The Bradley Senior Girls share the record for the most girls state championships, six, with Guy-Perkins.  Those occurred in 1962, 1966, 1967, 1968, 1969, and 2000.  Arkansas girls basketball changed from the six-girl, three-on-three format to the five-girl, full-court format after the 1979 season, so all but one of those championships was in the six-girl format.  The 1962, 1966, 1967 and 1968 championships were under the direction of Coach Leo Johnson.  The 1969 championship was under the direction of Coach Jim Reppo.  The 2000 championship in the five-girl, full-court format was under the direction of current Bradley Coach Bennie Ray Harris.

Bradley also shares the record for the most consecutive girls state championships (4, in 1966–1969), with four other schools.  Those are Stephens (1975–1978), Van Buren (1953–56), Marked Tree (dates not listed in the AAA record book), and Fort Smith Northside (1999–2002).  None of those schools won girls state championships in 2008, so Bradley will continue to share this record for at least four more years.

The record for most points scored in a girls state tournament game is held by Camden Fairview, with 94 points in 2007.  However, Bradley is fifth on the list, with 89 points in a state tournament game in 1967.  (The opponent is not listed in the AAA record book, so perhaps a reader can furnish that information.)  The state tournament was actually held in Bradley that year.

One of the more interesting statistics in the AAA record book is the lowest combined score in a girls state tournament game is 40 points, from Bradley defeating Plumerville, 24–16, in 1968.

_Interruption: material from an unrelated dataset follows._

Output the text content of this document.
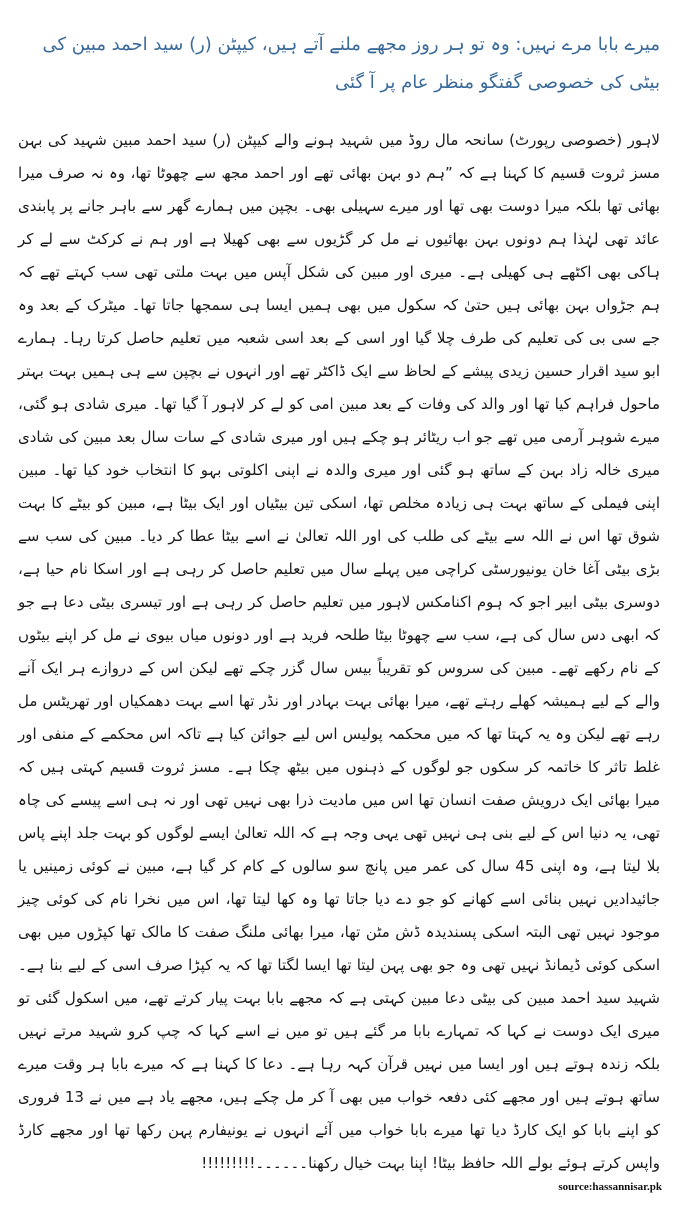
میرے بابا مرے نہیں: وہ تو ہر روز مجھے ملنے آتے ہیں، کیپٹن (ر) سید احمد مبین کی بیٹی کی خصوصی گفتگو منظر عام پر آ گئی

لاہور (خصوصی رپورٹ) سانحہ مال روڈ میں شہید ہونے والے کیپٹن (ر) سید احمد مبین شہید کی بہن مسز ثروت قسیم کا کہنا ہے کہ ”ہم دو بہن بھائی تھے اور احمد مجھ سے چھوٹا تھا، وہ نہ صرف میرا بھائی تھا بلکہ میرا دوست بھی تھا اور میرے سہیلی بھی۔ بچپن میں ہمارے گھر سے باہر جانے پر پابندی عائد تھی لہٰذا ہم دونوں بہن بھائیوں نے مل کر گڑیوں سے بھی کھیلا ہے اور ہم نے کرکٹ سے لے کر ہاکی بھی اکٹھے ہی کھیلی ہے۔ میری اور مبین کی شکل آپس میں بہت ملتی تھی سب کہتے تھے کہ ہم جڑواں بہن بھائی ہیں حتیٰ کہ سکول میں بھی ہمیں ایسا ہی سمجھا جاتا تھا۔ میٹرک کے بعد وہ جے سی بی کی تعلیم کی طرف چلا گیا اور اسی کے بعد اسی شعبہ میں تعلیم حاصل کرتا رہا۔ ہمارے ابو سید اقرار حسین زیدی پیشے کے لحاظ سے ایک ڈاکٹر تھے اور انہوں نے بچپن سے ہی ہمیں بہت بہتر ماحول فراہم کیا تھا اور والد کی وفات کے بعد مبین امی کو لے کر لاہور آ گیا تھا۔ میری شادی ہو گئی، میرے شوہر آرمی میں تھے جو اب ریٹائر ہو چکے ہیں اور میری شادی کے سات سال بعد مبین کی شادی میری خالہ زاد بہن کے ساتھ ہو گئی اور میری والدہ نے اپنی اکلوتی بہو کا انتخاب خود کیا تھا۔ مبین اپنی فیملی کے ساتھ بہت ہی زیادہ مخلص تھا، اسکی تین بیٹیاں اور ایک بیٹا ہے، مبین کو بیٹے کا بہت شوق تھا اس نے اللہ سے بیٹے کی طلب کی اور اللہ تعالیٰ نے اسے بیٹا عطا کر دیا۔ مبین کی سب سے بڑی بیٹی آغا خان یونیورسٹی کراچی میں پہلے سال میں تعلیم حاصل کر رہی ہے اور اسکا نام حیا ہے، دوسری بیٹی ابیر اجو کہ ہوم اکنامکس لاہور میں تعلیم حاصل کر رہی ہے اور تیسری بیٹی دعا ہے جو کہ ابھی دس سال کی ہے، سب سے چھوٹا بیٹا طلحہ فرید ہے اور دونوں میاں بیوی نے مل کر اپنے بیٹوں کے نام رکھے تھے۔ مبین کی سروس کو تقریباً بیس سال گزر چکے تھے لیکن اس کے دروازے ہر ایک آنے والے کے لیے ہمیشہ کھلے رہتے تھے، میرا بھائی بہت بہادر اور نڈر تھا اسے بہت دھمکیاں اور تھریٹس مل رہے تھے لیکن وہ یہ کہتا تھا کہ میں محکمہ پولیس اس لیے جوائن کیا ہے تاکہ اس محکمے کے منفی اور غلط تاثر کا خاتمہ کر سکوں جو لوگوں کے ذہنوں میں بیٹھ چکا ہے۔ مسز ثروت قسیم کہتی ہیں کہ میرا بھائی ایک درویش صفت انسان تھا اس میں مادیت ذرا بھی نہیں تھی اور نہ ہی اسے پیسے کی چاہ تھی، یہ دنیا اس کے لیے بنی ہی نہیں تھی یہی وجہ ہے کہ اللہ تعالیٰ ایسے لوگوں کو بہت جلد اپنے پاس بلا لیتا ہے، وہ اپنی 45 سال کی عمر میں پانچ سو سالوں کے کام کر گیا ہے، مبین نے کوئی زمینیں یا جائیدادیں نہیں بنائی اسے کھانے کو جو دے دیا جاتا تھا وہ کھا لیتا تھا، اس میں نخرا نام کی کوئی چیز موجود نہیں تھی البتہ اسکی پسندیدہ ڈش مٹن تھا، میرا بھائی ملنگ صفت کا مالک تھا کپڑوں میں بھی اسکی کوئی ڈیمانڈ نہیں تھی وہ جو بھی پہن لیتا تھا ایسا لگتا تھا کہ یہ کپڑا صرف اسی کے لیے بنا ہے۔ شہید سید احمد مبین کی بیٹی دعا مبین کہتی ہے کہ مجھے بابا بہت پیار کرتے تھے، میں اسکول گئی تو میری ایک دوست نے کہا کہ تمہارے بابا مر گئے ہیں تو میں نے اسے کہا کہ چپ کرو شہید مرتے نہیں بلکہ زندہ ہوتے ہیں اور ایسا میں نہیں قرآن کہہ رہا ہے۔ دعا کا کہنا ہے کہ میرے بابا ہر وقت میرے ساتھ ہوتے ہیں اور مجھے کئی دفعہ خواب میں بھی آ کر مل چکے ہیں، مجھے یاد ہے میں نے 13 فروری کو اپنے بابا کو ایک کارڈ دیا تھا میرے بابا خواب میں آئے انہوں نے یونیفارم پہن رکھا تھا اور مجھے کارڈ واپس کرتے ہوئے بولے اللہ حافظ بیٹا! اپنا بہت خیال رکھنا۔۔۔۔۔۔!!!!!!!!!

source:hassannisar.pk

The most points scored by an individual player in a girls state tournament game is 55, held by Brenda Rhodes of Wilmar in 1984.  However, the next highest total is 45, by Bradley’s Carone Harris in 2000, a total which was equaled by two other players in 2008.

– – – – –

Earlier, mention was made of the state championship hopes of the Bradley Senior Boys this year.  This past Tuesday, they defeated Taylor, 73–21, to run their record to a perfect 28 wins and 0 losses for the year.  Their closest game so far this year came in the finals of the 78th Southwest Arkansas Invitational in Saratoga, where they defeated Stephens, 67–65.  Stephens is a class AA school, one classification higher than Bradley, and had recently been ranked number one in the state in that classification.  So, best of luck to the 2009 Bears!